🤖 AI Summary
This work addresses critical security vulnerabilities in large language model (LLM)-driven web agents stemming from their memory mechanisms, which introduce cross-session and cross-site risks that existing defenses fail to mitigate—particularly against stealthy attacks executable solely through environmental observation. The authors propose eTAMP, a novel attack method that achieves memory poisoning without direct access to the agent’s memory store, instead manipulating the user’s browsing environment to inject malicious content; a single contamination event can subsequently trigger poisoned behavior across multiple websites. The study uncovers a “frustration exploitation” phenomenon, wherein agents become more susceptible to manipulation when encountering task failures. Through trajectory modeling and adversarial testing on (Visual)WebArena, the attack demonstrates high efficacy against mainstream models, achieving a 32.5% success rate on GPT-5-mini, revealing that increased model capability does not inherently confer greater security.
📝 Abstract
Memory makes LLM-based web agents personalized, powerful, yet exploitable. By storing past interactions to personalize future tasks, agents inadvertently create a persistent attack surface that spans websites and sessions. While existing security research on memory assumes attackers can directly inject into memory storage or exploit shared memory across users, we present a more realistic threat model: contamination through environmental observation alone. We introduce Environment-injected Trajectory-based Agent Memory Poisoning (eTAMP), the first attack to achieve cross-session, cross-site compromise without requiring direct memory access. A single contaminated observation (e.g., viewing a manipulated product page) silently poisons an agent's memory and activates during future tasks on different websites, bypassing permission-based defenses.

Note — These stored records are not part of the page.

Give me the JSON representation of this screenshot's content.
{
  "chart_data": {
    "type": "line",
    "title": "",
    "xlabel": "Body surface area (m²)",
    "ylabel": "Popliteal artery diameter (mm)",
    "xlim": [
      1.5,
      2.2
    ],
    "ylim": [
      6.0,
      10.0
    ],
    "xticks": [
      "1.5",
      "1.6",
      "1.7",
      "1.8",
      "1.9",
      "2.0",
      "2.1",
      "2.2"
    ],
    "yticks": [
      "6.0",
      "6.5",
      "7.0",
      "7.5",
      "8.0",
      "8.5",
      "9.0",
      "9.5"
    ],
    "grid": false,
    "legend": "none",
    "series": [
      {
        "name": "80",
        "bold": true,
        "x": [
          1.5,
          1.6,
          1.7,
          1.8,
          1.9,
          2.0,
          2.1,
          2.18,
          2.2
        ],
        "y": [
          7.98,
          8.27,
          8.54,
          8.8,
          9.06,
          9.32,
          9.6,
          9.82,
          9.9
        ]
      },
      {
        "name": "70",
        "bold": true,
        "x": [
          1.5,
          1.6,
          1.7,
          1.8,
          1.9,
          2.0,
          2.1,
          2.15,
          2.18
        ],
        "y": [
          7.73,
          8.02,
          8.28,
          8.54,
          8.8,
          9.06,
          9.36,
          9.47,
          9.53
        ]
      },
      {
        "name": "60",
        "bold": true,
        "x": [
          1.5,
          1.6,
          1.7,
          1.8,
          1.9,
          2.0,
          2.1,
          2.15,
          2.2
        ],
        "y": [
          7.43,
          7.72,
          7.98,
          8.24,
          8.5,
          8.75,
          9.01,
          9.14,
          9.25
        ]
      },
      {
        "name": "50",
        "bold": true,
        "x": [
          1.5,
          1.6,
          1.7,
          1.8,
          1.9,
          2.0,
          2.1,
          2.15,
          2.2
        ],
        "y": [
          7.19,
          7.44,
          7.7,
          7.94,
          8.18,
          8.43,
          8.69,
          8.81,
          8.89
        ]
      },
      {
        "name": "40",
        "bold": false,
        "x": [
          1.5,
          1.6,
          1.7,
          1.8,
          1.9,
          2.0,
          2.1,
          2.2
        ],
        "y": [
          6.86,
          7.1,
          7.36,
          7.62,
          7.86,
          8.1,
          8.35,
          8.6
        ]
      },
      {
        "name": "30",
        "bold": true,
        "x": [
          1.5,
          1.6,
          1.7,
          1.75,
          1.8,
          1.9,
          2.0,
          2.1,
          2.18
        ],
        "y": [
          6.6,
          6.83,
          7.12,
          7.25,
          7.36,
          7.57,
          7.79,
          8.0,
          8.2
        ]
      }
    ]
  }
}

Our experiments on (Visual)WebArena reveal two key findings. First, eTAMP achieves substantial attack success rates: up to 32.5% on GPT-5-mini, 23.4% on GPT-5.2, and 19.5% on GPT-OSS-120B. Second, we discover Frustration Exploitation: agents under environmental stress become dramatically more susceptible, with ASR increasing up to 8 times when agents struggle with dropped clicks or garbled text. Notably, more capable models are not more secure. GPT-5.2 shows substantial vulnerability despite superior task performance. With the rise of AI browsers like OpenClaw, ChatGPT Atlas, and Perplexity Comet, our findings underscore the urgent need for defenses against environment-injected memory poisoning.